(Directly continued from day 15: Drugged)

“What are you doing?” Margaret asked, doing her best to keep her voice steady. Aside from the obvious fear, there was the shakiness from the drug still in her bloodstream, and she wondered if she looked as pathetic as she felt. “Adrian?”

Her nephew’s face didn’t betray his feelings. Even his mouth under the ornate mask didn’t so much as twitch. He just came closer and knelt in front of her, knife at the ready.

“You’re too smart for such questions,” he shrugged. “Are you stalling for time? No one is coming to save you, you must realize.”

“I just…” she struggled to take a full breath, “I just want to know why…”

A gloved hand gripped Margaret’s jaw to lift her head up. Breathing became even harder as her neck was twisted to stare in Adrian’s shadowed eyes.

“Is the drug still working?” he wondered with detached curiosity. “You always did come up with good ones… you know what this is for, don’t you?”

She did. But knowing wasn’t the same as believing, and for some reason, even after helping him kill so many others, she couldn’t believe such a fate could apply to herself.

“We could – we could find someone else,” she struggled out. “There are others, more removed family…”

Adrian sighed, “Stop this. You know what the conditions are. Being family isn’t what matters.”

“I have actually been thinking, maybe the last attempts all failed because I didn’t care about them enough. Father, mother… No, it’s always been you. You understood me like no other. And that’s what this is about, no?”

He didn’t move as he spoke.
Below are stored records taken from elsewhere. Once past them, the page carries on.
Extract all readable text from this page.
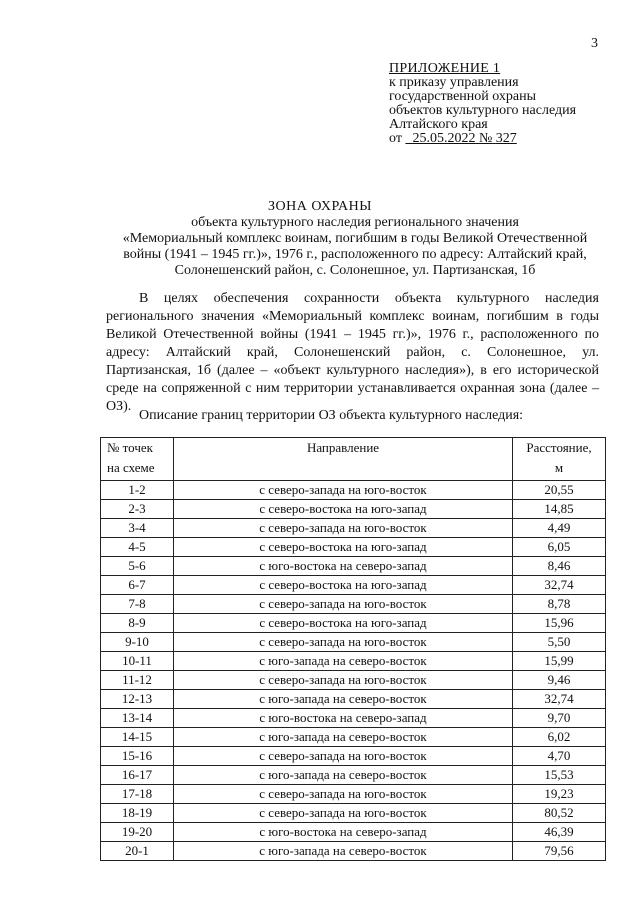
3
ПРИЛОЖЕНИЕ 1
к приказу управления
государственной охраны
объектов культурного наследия
Алтайского края
от 25.05.2022 № 327
ЗОНА ОХРАНЫ
объекта культурного наследия регионального значения
«Мемориальный комплекс воинам, погибшим в годы Великой Отечественной
войны (1941 – 1945 гг.)», 1976 г., расположенного по адресу: Алтайский край,
Солонешенский район, с. Солонешное, ул. Партизанская, 1б
В целях обеспечения сохранности объекта культурного наследия регионального значения «Мемориальный комплекс воинам, погибшим в годы Великой Отечественной войны (1941 – 1945 гг.)», 1976 г., расположенного по адресу: Алтайский край, Солонешенский район, с. Солонешное, ул. Партизанская, 1б (далее – «объект культурного наследия»), в его исторической среде на сопряженной с ним территории устанавливается охранная зона (далее – ОЗ).
Описание границ территории ОЗ объекта культурного наследия:
№ точек
на схеме	Направление	Расстояние,
м
1-2	с северо-запада на юго-восток	20,55
2-3	с северо-востока на юго-запад	14,85
3-4	с северо-запада на юго-восток	4,49
4-5	с северо-востока на юго-запад	6,05
5-6	с юго-востока на северо-запад	8,46
6-7	с северо-востока на юго-запад	32,74
7-8	с северо-запада на юго-восток	8,78
8-9	с северо-востока на юго-запад	15,96
9-10	с северо-запада на юго-восток	5,50
10-11	с юго-запада на северо-восток	15,99
11-12	с северо-запада на юго-восток	9,46
12-13	с юго-запада на северо-восток	32,74
13-14	с юго-востока на северо-запад	9,70
14-15	с юго-запада на северо-восток	6,02
15-16	с северо-запада на юго-восток	4,70
16-17	с юго-запада на северо-восток	15,53
17-18	с северо-запада на юго-восток	19,23
18-19	с северо-запада на юго-восток	80,52
19-20	с юго-востока на северо-запад	46,39
20-1	с юго-запада на северо-восток	79,56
Her neck hurt from the uncomfortable angle, but she knew there was no cruelty behind it – just function, to have her look him in the eye as they talked.

The corners of his mouth turned a bit downwards and he leaned down to speak in her ear, monotone, as if reading instructions from the manual, “Within a year of making contact, an offering must be made. The sacrifice must be related to the caster by blood or family, and have at some point shared a close and positive emotional connection to them.”

Margaret trembled, either from the cold, the fear or the rage, while Adrian turned her onto her back and continued, “I should have realized before that it could only be my beloved aunt. Cheer up. Even after your failure, you still have use.”

“I hate you!” Margaret choked out. “How dare you?! After all I’ve done for you, after all the lives I took – for you, for your ambition!”

“And I am grateful for all of it. But now, this is the best way you can help me.”

She wanted to spit in his face, but all she could manage was gritted, “May you burn in Hell!”

“Hardly. I plan on ruling it one day.” He raised the dagger and then added, “I’m afraid you’re going to be the one burning now.”

The knife came down.

“Goodbye, Aunt Peggy.”

—–

Ah, this Sunday’s theme for me seems to be “get rid of things that have outlived their usefulness”, what with this story and White Cat Legend chapter 71. How fun!